When she’d put her rhetorical question to him, she wrapped an arm round Anise and said, “Now that Bax is dead and probably Francisco too, I don’t think there’s anybody alive knows them — or at least the one we’re heading for — better.” She broke into a smile and turned her face to Anise’s as if she were going to kiss her — and she did, on the tip of her nose, a quick compression and release of the lips that made him uneasy in a way he couldn’t quite pin down. “Right, honey?”

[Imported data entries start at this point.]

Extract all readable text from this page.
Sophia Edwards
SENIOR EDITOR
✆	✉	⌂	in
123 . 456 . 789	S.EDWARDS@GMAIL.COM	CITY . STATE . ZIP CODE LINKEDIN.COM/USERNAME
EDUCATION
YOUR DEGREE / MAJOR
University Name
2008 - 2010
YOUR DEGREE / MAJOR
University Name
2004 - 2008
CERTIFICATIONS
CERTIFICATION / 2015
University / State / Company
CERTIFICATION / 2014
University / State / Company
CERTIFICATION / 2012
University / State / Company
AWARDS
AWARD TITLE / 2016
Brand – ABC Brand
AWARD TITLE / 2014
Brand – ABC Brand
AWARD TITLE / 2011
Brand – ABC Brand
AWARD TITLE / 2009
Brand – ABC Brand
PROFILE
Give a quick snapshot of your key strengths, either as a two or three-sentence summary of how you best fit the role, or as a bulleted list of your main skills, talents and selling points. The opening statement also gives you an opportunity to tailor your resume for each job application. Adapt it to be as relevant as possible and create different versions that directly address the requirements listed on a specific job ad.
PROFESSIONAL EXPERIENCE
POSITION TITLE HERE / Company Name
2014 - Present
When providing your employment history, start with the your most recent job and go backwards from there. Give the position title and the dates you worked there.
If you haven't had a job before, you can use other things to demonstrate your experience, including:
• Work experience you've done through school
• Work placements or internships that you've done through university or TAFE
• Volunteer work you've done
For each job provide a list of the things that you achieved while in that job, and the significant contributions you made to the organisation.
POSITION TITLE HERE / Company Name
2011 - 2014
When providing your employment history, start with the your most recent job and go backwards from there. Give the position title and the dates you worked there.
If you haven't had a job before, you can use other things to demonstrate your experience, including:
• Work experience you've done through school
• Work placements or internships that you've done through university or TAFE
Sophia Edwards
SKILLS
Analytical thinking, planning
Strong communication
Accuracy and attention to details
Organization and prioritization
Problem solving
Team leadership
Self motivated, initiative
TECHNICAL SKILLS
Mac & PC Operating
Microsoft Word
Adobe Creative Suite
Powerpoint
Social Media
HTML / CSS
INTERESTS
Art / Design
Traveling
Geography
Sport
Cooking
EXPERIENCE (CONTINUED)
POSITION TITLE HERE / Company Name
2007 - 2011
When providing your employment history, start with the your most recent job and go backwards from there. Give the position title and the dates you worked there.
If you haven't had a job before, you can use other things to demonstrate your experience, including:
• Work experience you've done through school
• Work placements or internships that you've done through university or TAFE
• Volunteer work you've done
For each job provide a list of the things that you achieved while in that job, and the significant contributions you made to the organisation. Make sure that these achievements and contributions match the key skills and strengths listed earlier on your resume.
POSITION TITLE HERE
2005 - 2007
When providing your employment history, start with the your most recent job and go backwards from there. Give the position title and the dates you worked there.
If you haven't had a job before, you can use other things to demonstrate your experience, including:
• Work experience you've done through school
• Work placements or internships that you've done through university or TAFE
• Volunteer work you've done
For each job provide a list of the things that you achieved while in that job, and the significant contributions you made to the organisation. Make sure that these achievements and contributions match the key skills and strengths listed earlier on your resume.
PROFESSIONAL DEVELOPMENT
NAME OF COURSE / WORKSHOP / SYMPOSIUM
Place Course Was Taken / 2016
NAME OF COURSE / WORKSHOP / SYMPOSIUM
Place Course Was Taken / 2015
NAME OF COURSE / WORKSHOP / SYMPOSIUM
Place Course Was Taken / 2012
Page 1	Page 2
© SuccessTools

But that’s all right. Everything’s all right. The water’s a cloud and he’s floating on it now, living in the moment, getting away, and he feels his mood lightening by the minute. There’s not much chop. The sun’s unencumbered by even the hint of a cloud or the slightest tatter of fog. The dolphins come gamboling. The engine never misses a beat. And if he hammers it all the way out it’s because he’s eager to get there if only to reconnoiter, but he’s hoping — they’re all hoping — to be able to land at Scorpion, or if not Scorpion, then Smugglers’, so Rita can see for the first time in all these years what’s left of the place. So she can reminisce, spin stories, talk about sheep and ravens and the way it was sitting round a bonfire on summer nights strumming a guitar and blending her voice with her rangy tall pubescent daughter’s while the moon rose up full-bellied out of the channel and all the dwarf foxes and skunks pinned back their ears and howled. Or barked. Or whatever it was they were capable of. For the most part, Anise stays out on deck with her mother, the two of them chattering away, Rita’s mood so airy she might have swallowed his entire bottle of Xanax, and he doesn’t mind. It’s his pleasure — his privilege — to escort her and if that involves hearing the old stories over and over, that’s fine with him. If it makes Rita happy — and here he steals a look over his shoulder to see the two of them seated in deck chairs, their heads together and the wind at their hair — it makes Anise happy. And what makes Anise happy absorbs him totally. Or so he tells himself as he pushes the throttle forward and the cove at Scorpion heaves into sight.

He knows better than to anchor before he can sweep his binoculars over the pier and the beach and the beaten dirt trail that curves around behind the rock face on the right, because that’s where the house is and that’s where the rangers will be, if the rangers are here at all. Rita, windblown, flushed, is leaning way out over the rail as the boat swings round in the chop. She’s got her own binoculars, a little 8 × 22 birdwatchers’ pair she pulled out of her purse. “There,” she cries, her voice pitched high with excitement, “isn’t that the Jeep? Bax’s Jeep?”

And now Anise is in on the act, a hand shielding her eyes till her mother passes her the binoculars. She takes a moment to focus, steadying herself over the flexion of her legs. “I don’t know,” she says, “is that a patch of yellow or just my imagination?”